Last year, controversy ensued following the SEC’s issuance of no-action relief to Whole Foods Market, Inc. with respect to its exclusion of a shareholder proposal for proxy access on the basis that, under SEC Rule 14a-8(i)(9), it “directly conflicted” with the company’s own proposal to provide proxy access on different (more restrictive) terms. As a result, in January 2015, the SEC announced that, pending a review of the “proper scope and application of Rule 14a-8(i)(9),” the SEC would not be issuing any no-action letters with respect to conflicting proposals during the 2015 proxy season. The SEC staff has now issued a Staff Legal Bulletin stating its policy on conflicting proposals for the 2016 proxy season. The policy stated in the SLB represents a change in the SEC’s longstanding approach to conflicting proposals and, as discussed below, the limits of its application are, at this time, uncertain.
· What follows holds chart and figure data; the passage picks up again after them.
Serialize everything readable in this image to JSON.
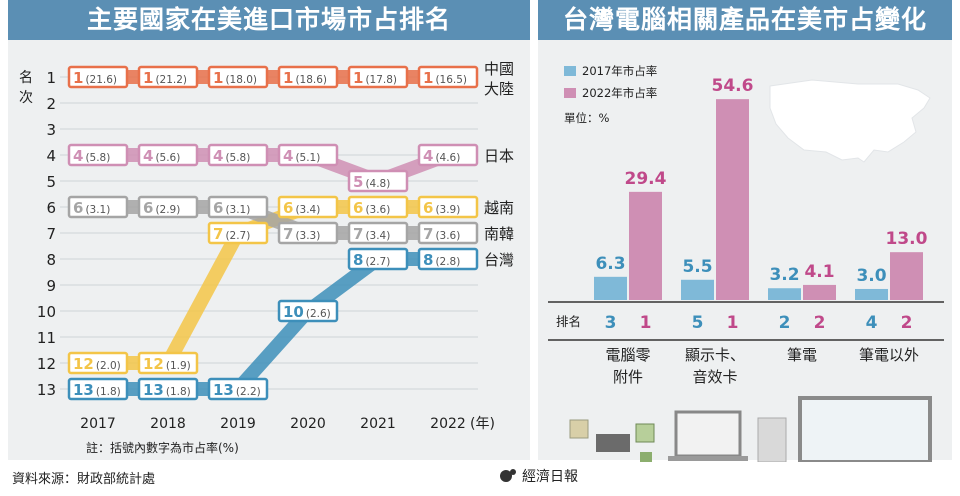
{
  "left_title": "主要國家在美進口市場市占排名",
  "right_title": "台灣電腦相關產品在美市占變化",
  "footer_source": "資料來源：財政部統計處",
  "footer_brand": "經濟日報",
  "chart_data": [
    {
      "type": "line",
      "title": "主要國家在美進口市場市占排名",
      "ylabel": "名次",
      "xlabel": "(年)",
      "note": "註：括號內數字為市占率(%)",
      "x": [
        "2017",
        "2018",
        "2019",
        "2020",
        "2021",
        "2022"
      ],
      "ylim": [
        1,
        13
      ],
      "y_ticks": [
        "1",
        "2",
        "3",
        "4",
        "5",
        "6",
        "7",
        "8",
        "9",
        "10",
        "11",
        "12",
        "13"
      ],
      "grid": true,
      "series": [
        {
          "name": "中國\n大陸",
          "color": "#e8704a",
          "rank": [
            1,
            1,
            1,
            1,
            1,
            1
          ],
          "share": [
            "(21.6)",
            "(21.2)",
            "(18.0)",
            "(18.6)",
            "(17.8)",
            "(16.5)"
          ]
        },
        {
          "name": "日本",
          "color": "#cf8fb4",
          "rank": [
            4,
            4,
            4,
            4,
            5,
            4
          ],
          "share": [
            "(5.8)",
            "(5.6)",
            "(5.8)",
            "(5.1)",
            "(4.8)",
            "(4.6)"
          ]
        },
        {
          "name": "越南",
          "color": "#f3c548",
          "rank": [
            12,
            12,
            7,
            6,
            6,
            6
          ],
          "share": [
            "(2.0)",
            "(1.9)",
            "(2.7)",
            "(3.4)",
            "(3.6)",
            "(3.9)"
          ]
        },
        {
          "name": "南韓",
          "color": "#a5a5a5",
          "rank": [
            6,
            6,
            6,
            7,
            7,
            7
          ],
          "share": [
            "(3.1)",
            "(2.9)",
            "(3.1)",
            "(3.3)",
            "(3.4)",
            "(3.6)"
          ]
        },
        {
          "name": "台灣",
          "color": "#3d8fba",
          "rank": [
            13,
            13,
            13,
            10,
            8,
            8
          ],
          "share": [
            "(1.8)",
            "(1.8)",
            "(2.2)",
            "(2.6)",
            "(2.7)",
            "(2.8)"
          ]
        }
      ]
    },
    {
      "type": "bar",
      "title": "台灣電腦相關產品在美市占變化",
      "categories": [
        "電腦零\n附件",
        "顯示卡、\n音效卡",
        "筆電",
        "筆電以外"
      ],
      "unit": "單位：%",
      "rank_label": "排名",
      "ylim": [
        0,
        60
      ],
      "series": [
        {
          "name": "2017年市占率",
          "color": "#7fb9d8",
          "values": [
            6.3,
            5.5,
            3.2,
            3.0
          ],
          "ranks": [
            3,
            5,
            2,
            4
          ]
        },
        {
          "name": "2022年市占率",
          "color": "#cf8fb4",
          "values": [
            29.4,
            54.6,
            4.1,
            13.0
          ],
          "ranks": [
            1,
            1,
            2,
            2
          ]
        }
      ]
    }
  ]
}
SEC issues new SLB applicable to 2016 proxy season. Staff Legal Bulletin No. 14H, issued on October 22, 2015, states that, for the 2016 proxy season, companies may obtain no-action relief to exclude shareholder proposals that “directly conflict” with a company proposal that will be submitted to shareholders at the same meeting only if “a reasonable shareholder could not logically vote in favor of both proposals, i.e., a vote for one proposal is tantamount to a vote against the other proposal”—that is, “they are, in essence, mutually exclusive proposals.”

Change in SEC’s longstanding approach to conflicting proposals. Acknowledging that SLB14H represents a change in the SEC staff’s longstanding approach to the “conflicting proposals” exemption under Rule 14a-8(i)(9), the staff makes clear in the SLB that the exemption cannot be used to exclude proposals that “propose different means of accomplishing an objective, but do not directly conflict” with a company proposal or where “a reasonable shareholder, although possibly preferring one proposal over the other, could logically vote for both.” (The SLB also clarifies that the availability of the exclusion will not be affected by whether the shareholder proposal is binding or precatory or was submitted before or after the company proposal had been developed.) Accordingly, it appears that companies will no longer be able to exclude under Rule 14a-8 many of the proposals that in the past have been excludable on the basis that they directly conflicted with a company proposal because the proposed terms were different.

Lack of clarity as to the limits of the SEC’s new approach. We note that the extent of the change that will result from the SEC’s new interpretation is not yet clear. The SEC did not clarify in the SLB whether there would be a point (and, if so, what that point would be) at which, although a shareholder proposal and a company proposal are logically consistent in terms of subject matter (e.g., both are in favor of a specified matter), the terms of the two proposals are so different that they could be regarded as being in conflict. In the SLB, the staff gave the following as an example of proposals that would not be in conflict:

(a) a shareholder proposal for proxy access that would permit shareholders holding at least 3% of the stock for at least 3 years to nominate up to 20% of the directors and (b) a company proposal for proxy access that would allow shareholders holding at least 5% of the stock for at least 5 years to nominate up to 10% of the directors. The company could not exclude the shareholder proposal, the staff explained in the SLB, because: “[B]oth proposals generally seek a similar objective, to give shareholders [proxy access] and the proposals do not present shareholders with conflicting decisions such that a reasonable shareholder could not logically vote in favor of both proposals.”

Would the proposals be deemed to conflict, however, if the company proposal would permit only shareholders holding 10% of the stock for at least 10 years to have proxy access? Those terms, which are so far from the terms of the shareholder proposal, could reasonably be regarded, as a substantive matter, as being a proposal to not provide proxy access, rather than as a proposal to provide proxy access albeit on different terms. How the staff will deal with this issue awaits further developments.